For better and worse, class pride has always run a deep vein through British society, upstairs and down. Not so the United States, where the mere mention of social class often triggers strenuous manifestos about meritocracy and equal opportunity. Which may be why attempts to reproduce Michael Apted’s long-running Up anthology—inquiring into the persistence of social hierarchy in post-World War II Britain—have so far failed this side of the Atlantic. For those who think Downton Abbey is pretty much a documentary, the Up series is the perfect antidote.
Beginning in 1964 with 7 Up, directed for British television by Paul Almond with Apted initially on board as a researcher, the series tracked a cross-section of 14 children from England’s famously rigid class system, with Apted checking in every seven years thereafter to document what and how they were doing. I’m roughly the same age and grew up lower middle class in London, so I’ve followed the series obsessively from soup to nuts. But you don’t have to have been as hooked as I on the anthology (now available as a boxed set) to find your way around the latest, 63 Up, which is studded with flashbacks to catch you up on how the group has fared since we first met them, mingling to frolic and brawl in a grim-looking adventure playground.
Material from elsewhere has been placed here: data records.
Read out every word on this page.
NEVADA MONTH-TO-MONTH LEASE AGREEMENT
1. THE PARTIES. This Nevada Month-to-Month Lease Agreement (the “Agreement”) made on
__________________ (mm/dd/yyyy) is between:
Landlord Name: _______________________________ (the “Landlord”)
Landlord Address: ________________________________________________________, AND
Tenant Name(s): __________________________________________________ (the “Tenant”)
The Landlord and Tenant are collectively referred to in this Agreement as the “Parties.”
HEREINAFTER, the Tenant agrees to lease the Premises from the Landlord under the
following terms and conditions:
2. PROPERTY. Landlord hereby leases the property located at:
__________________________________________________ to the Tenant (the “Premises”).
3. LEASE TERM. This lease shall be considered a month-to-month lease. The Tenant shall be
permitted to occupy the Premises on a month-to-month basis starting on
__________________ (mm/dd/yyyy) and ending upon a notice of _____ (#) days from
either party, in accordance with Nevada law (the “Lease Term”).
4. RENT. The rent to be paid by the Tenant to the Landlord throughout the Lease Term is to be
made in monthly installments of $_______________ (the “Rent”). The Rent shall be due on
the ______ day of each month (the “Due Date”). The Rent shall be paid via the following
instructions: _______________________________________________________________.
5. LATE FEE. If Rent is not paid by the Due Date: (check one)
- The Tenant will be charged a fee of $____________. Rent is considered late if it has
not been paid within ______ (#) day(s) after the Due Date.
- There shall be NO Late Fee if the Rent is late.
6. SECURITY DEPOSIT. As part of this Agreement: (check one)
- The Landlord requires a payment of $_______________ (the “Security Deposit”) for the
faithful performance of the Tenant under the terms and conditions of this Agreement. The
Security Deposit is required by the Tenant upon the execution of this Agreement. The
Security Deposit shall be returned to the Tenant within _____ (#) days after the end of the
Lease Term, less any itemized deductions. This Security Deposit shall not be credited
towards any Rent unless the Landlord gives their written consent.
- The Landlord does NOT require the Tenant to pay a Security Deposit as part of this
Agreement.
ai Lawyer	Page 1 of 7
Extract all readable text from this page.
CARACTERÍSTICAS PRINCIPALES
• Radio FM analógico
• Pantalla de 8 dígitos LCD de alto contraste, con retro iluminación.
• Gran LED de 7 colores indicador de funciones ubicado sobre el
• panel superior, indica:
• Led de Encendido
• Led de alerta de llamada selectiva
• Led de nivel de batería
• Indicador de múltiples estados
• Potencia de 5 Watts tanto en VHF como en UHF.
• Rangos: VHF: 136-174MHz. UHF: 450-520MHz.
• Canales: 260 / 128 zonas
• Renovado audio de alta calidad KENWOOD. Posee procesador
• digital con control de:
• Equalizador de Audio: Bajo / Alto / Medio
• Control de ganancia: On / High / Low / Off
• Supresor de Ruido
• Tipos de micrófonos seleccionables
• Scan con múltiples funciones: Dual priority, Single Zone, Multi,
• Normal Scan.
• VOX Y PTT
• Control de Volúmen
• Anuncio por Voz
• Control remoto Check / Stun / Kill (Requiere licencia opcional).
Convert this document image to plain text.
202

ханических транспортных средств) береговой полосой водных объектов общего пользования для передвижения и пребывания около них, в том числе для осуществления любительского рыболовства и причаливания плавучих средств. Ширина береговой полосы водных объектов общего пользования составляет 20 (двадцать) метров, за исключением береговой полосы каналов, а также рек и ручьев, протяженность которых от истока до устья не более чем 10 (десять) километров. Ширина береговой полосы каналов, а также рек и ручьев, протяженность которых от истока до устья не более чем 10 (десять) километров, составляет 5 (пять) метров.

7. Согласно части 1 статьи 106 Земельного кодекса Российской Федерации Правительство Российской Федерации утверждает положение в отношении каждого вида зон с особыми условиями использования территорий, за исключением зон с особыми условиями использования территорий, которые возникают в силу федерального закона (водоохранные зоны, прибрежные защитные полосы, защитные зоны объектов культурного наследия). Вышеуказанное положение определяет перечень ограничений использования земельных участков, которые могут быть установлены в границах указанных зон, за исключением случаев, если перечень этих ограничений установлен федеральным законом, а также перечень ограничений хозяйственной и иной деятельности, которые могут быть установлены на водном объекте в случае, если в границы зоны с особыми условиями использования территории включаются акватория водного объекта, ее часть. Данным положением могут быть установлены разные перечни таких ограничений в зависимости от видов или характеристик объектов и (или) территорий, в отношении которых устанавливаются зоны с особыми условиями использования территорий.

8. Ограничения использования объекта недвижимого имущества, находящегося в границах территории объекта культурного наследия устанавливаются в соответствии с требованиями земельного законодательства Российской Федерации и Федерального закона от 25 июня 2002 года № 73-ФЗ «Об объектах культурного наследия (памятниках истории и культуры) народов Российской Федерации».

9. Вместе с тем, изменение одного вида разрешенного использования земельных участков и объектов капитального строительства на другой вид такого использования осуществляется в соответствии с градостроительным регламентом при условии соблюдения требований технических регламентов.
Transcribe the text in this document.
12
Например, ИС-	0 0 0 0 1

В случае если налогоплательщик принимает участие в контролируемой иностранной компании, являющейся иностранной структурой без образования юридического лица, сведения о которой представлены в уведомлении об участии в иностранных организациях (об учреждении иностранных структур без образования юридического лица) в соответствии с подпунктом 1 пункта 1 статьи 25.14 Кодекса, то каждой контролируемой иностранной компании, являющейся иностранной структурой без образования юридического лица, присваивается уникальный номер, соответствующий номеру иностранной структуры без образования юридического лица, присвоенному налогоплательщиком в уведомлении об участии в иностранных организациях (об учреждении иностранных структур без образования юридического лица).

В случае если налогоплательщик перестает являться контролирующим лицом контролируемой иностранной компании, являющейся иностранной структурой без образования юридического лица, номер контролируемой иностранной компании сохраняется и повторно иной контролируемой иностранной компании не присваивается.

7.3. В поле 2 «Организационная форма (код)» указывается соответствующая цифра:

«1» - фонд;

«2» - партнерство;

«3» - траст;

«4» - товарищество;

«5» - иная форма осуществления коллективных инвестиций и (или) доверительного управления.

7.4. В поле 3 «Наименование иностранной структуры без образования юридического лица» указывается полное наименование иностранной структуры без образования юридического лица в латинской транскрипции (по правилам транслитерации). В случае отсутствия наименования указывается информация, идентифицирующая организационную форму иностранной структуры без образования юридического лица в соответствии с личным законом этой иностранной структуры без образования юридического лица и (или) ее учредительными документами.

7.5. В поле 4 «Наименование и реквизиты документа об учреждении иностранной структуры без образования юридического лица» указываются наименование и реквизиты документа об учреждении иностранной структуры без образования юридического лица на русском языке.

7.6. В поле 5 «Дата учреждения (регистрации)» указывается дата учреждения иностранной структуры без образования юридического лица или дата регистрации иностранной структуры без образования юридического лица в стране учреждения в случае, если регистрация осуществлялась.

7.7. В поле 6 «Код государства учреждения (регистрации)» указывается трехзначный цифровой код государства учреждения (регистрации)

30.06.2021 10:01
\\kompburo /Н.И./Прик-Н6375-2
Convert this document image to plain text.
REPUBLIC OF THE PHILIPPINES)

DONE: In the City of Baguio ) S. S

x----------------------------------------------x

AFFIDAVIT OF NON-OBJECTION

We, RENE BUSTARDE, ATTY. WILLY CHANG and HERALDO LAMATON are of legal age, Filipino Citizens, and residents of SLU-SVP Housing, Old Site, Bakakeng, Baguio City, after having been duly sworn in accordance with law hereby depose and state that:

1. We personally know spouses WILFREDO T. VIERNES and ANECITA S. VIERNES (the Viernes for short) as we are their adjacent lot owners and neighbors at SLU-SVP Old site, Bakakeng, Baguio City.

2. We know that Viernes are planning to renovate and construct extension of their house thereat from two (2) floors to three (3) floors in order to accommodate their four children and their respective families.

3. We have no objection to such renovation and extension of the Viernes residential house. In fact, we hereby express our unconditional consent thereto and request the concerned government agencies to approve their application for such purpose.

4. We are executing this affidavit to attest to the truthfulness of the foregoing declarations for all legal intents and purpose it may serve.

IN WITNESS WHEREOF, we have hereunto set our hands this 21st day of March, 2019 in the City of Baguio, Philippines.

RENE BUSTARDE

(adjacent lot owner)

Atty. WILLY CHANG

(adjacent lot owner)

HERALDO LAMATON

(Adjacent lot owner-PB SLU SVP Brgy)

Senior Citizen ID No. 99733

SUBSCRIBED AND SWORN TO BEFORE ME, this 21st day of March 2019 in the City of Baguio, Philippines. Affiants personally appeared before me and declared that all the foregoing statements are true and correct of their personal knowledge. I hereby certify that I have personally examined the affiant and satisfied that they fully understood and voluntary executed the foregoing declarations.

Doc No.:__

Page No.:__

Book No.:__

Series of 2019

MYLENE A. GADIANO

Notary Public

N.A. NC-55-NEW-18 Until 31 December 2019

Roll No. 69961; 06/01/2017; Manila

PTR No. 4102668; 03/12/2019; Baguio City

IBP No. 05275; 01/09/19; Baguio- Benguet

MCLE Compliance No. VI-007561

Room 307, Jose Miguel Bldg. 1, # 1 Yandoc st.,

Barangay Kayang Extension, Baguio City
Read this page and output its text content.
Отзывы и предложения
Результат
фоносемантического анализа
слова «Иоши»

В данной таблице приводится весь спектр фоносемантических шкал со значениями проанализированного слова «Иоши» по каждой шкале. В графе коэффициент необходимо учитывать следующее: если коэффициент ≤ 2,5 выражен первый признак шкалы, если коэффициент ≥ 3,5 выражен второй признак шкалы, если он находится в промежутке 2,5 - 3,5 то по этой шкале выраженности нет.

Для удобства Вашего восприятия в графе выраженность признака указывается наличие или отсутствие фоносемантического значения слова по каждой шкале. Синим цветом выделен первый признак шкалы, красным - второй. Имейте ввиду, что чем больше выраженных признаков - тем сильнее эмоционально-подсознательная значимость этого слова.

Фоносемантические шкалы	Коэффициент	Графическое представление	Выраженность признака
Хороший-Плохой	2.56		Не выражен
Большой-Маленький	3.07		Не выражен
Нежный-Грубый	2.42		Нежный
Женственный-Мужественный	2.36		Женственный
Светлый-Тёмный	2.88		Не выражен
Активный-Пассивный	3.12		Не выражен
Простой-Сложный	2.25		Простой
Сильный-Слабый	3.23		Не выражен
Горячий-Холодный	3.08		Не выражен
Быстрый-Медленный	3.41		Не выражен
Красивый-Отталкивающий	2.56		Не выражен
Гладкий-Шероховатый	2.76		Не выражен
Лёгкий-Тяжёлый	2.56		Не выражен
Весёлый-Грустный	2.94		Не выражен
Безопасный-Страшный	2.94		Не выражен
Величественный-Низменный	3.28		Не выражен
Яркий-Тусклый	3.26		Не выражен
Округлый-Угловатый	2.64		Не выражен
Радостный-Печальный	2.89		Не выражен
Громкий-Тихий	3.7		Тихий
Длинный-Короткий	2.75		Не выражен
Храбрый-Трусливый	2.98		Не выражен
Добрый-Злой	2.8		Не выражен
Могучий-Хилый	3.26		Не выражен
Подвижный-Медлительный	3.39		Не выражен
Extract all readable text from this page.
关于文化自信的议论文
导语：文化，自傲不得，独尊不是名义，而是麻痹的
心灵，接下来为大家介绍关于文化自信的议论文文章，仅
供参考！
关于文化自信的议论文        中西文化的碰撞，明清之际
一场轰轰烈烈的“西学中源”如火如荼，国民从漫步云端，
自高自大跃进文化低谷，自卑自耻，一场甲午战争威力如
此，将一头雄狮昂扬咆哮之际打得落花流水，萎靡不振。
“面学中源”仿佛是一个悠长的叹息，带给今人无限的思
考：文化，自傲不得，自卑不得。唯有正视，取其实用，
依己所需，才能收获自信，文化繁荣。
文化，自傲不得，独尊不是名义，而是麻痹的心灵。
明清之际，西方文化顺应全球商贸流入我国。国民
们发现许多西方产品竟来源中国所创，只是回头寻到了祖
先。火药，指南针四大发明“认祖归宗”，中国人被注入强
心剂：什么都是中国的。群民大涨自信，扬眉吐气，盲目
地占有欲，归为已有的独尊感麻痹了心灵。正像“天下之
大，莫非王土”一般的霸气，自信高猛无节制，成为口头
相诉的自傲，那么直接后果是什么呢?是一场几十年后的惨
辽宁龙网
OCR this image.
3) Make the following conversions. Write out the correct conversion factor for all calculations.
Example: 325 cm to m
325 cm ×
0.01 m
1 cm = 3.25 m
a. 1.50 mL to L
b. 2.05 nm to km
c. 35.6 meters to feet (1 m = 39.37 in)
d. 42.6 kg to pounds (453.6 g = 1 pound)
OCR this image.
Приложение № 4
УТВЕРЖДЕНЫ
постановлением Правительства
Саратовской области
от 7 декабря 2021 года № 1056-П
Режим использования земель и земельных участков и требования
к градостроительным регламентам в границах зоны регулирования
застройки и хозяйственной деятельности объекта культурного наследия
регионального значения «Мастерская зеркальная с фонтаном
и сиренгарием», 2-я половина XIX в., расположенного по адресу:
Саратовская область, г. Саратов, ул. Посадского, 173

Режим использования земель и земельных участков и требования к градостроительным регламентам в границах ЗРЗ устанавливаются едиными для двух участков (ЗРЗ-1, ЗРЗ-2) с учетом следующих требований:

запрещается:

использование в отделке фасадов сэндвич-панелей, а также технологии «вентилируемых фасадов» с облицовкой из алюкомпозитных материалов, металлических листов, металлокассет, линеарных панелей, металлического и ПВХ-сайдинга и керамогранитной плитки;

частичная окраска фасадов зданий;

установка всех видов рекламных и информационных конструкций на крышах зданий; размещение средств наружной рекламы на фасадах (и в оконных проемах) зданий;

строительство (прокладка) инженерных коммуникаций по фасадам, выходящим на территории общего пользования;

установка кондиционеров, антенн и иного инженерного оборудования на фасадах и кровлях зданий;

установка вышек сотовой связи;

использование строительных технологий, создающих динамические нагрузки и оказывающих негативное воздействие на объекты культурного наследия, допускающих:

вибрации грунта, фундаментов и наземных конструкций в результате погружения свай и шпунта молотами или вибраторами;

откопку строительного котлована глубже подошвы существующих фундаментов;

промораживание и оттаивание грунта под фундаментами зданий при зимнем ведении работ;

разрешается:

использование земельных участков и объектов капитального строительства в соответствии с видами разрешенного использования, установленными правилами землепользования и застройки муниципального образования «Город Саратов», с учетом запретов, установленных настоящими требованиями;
Inevitably a quiet tempo has settled on the hopes and dreams of these sexagenarians as they answer questions from Apted or go about their business with varying degrees of discomfort under cameras that have dogged them for decades. Some have retired; others contemplate their own mortality as they tell of parents passing away. One is seriously ill; another has died since 56 Up. Most seem content with what they have and express few regrets about what might have been. Luck, love, and loss, triumph and defeat, have beveled the edges of even the most pugnacious and intrepid.
Through every installment, Apted has peppered (some say, resentfully, pestered) the group with questions about whether England’s class divisions have grown more permeable. For some the short answer has become versions of “for the love of mike, Michael, quit asking, we are so much more than our station in life.” Apted deserves credit for including their protests.
The long answer to his probing is: It’s complicated. Take Tony, the charming, infuriating Cockney child of London’s East End, and the only Upper who frankly enjoys the limelight. As a teenager Tony predicted some of his future with astonishing accuracy, becoming first a jockey and then (“If I’m not good enough”) a cab-driver. Both jobs came to pass, but what Tony couldn’t dream of was that he would one day buy a handsome holiday home in Spain for his growing family and plan to build a resort there. What followed had more to do with the global economy than with his business chops, but today Tony, a proud husband, father, and grandfather who moonlights as a cabbie in TV crime shows, has switched his working-class-Tory affiliation for fear of Brexit, and may cast in his lot with the Green Party.